5 Desa di Aceh Tengah Kembali Terisolasi Usai Jembatan Darurat Ambruk
Dua jembatan darurat yang dibangun pasca bencana banjir dan longsor di Aceh Tengah ambruk akibat hujan deras, menyebabkan lima desa kembali terisolir. Insiden ini terjadi di Desa Bur Lah, Kecamatan Ketol, dan Kampung Terang Engon, Kecamatan Silih Nara, tanpa korban jiwa.
Penyebab dan Dampak Kerusakan
Kepala Pelaksana Badan Penanggulangan Bencana Aceh (BPBA), Bahron Bakti, menjelaskan bahwa hujan deras sejak sore hari mengakibatkan banjir, sehingga jembatan darurat yang dibangun beberapa waktu lalu saat bencana hidrometeorologi ambruk. "Saat ini hujan deras masih terjadi dan debit air masih sangat deras," jelas Bahron.
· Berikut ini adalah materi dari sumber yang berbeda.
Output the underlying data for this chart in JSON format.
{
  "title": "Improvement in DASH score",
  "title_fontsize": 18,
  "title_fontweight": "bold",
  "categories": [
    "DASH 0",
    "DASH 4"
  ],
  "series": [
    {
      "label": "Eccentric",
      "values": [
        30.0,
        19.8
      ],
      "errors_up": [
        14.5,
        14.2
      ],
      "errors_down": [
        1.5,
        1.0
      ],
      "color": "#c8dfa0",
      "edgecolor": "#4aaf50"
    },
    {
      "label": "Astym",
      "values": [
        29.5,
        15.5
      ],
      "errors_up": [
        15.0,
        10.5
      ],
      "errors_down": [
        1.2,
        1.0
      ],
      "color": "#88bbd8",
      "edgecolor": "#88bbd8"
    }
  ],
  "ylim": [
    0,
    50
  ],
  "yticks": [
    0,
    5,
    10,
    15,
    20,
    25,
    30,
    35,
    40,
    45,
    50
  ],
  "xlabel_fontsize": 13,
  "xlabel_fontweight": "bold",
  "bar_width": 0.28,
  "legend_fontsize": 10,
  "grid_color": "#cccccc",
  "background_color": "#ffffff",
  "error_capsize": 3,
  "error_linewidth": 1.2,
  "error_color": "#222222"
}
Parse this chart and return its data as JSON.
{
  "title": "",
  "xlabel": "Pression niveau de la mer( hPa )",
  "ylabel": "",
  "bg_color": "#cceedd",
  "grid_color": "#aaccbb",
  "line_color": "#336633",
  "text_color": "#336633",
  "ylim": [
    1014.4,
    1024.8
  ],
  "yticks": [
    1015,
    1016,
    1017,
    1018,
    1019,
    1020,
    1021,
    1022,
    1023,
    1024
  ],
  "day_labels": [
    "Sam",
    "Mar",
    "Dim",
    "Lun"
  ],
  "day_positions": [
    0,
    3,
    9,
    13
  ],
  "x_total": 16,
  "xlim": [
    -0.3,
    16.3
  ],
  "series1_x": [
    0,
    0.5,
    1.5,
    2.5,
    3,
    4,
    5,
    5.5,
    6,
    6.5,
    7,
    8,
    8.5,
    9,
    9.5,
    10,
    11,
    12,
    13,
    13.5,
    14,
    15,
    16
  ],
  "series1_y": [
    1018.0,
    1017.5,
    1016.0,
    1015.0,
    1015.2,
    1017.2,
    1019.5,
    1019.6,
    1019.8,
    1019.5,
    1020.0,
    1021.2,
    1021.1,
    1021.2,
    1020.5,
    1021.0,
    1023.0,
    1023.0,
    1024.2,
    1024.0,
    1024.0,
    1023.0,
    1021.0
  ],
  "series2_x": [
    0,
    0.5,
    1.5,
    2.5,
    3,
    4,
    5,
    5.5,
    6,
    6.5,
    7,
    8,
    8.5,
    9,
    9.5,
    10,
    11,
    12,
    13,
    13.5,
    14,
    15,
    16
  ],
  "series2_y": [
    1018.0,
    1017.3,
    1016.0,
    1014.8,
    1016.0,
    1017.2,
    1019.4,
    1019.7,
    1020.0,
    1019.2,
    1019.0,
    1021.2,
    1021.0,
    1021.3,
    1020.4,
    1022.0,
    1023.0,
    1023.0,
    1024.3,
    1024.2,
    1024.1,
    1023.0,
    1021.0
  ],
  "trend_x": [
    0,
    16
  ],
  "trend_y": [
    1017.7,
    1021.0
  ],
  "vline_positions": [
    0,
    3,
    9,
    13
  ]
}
Akibatnya, empat kampung di Kecamatan Ketol dan satu desa di Kecamatan Silih Nara kembali terisolir. Pemerintah setempat telah mengerahkan dua alat berat ke lokasi untuk membuka kembali akses warga.
Kondisi di Wilayah Lain
Sementara itu, di Bener Meriah, hujan deras juga menyebabkan Sungai Wih Porak, Kecamatan Pintu Rime Gayo, meluap. Hal ini mengakibatkan akses jalan Bireuen-Bener Meriah putus total, memperparah situasi transportasi di wilayah tersebut.
BPBA terus memantau perkembangan dan berupaya menormalisasi kondisi secepat mungkin, meskipun cuaca ekstrem masih berlangsung.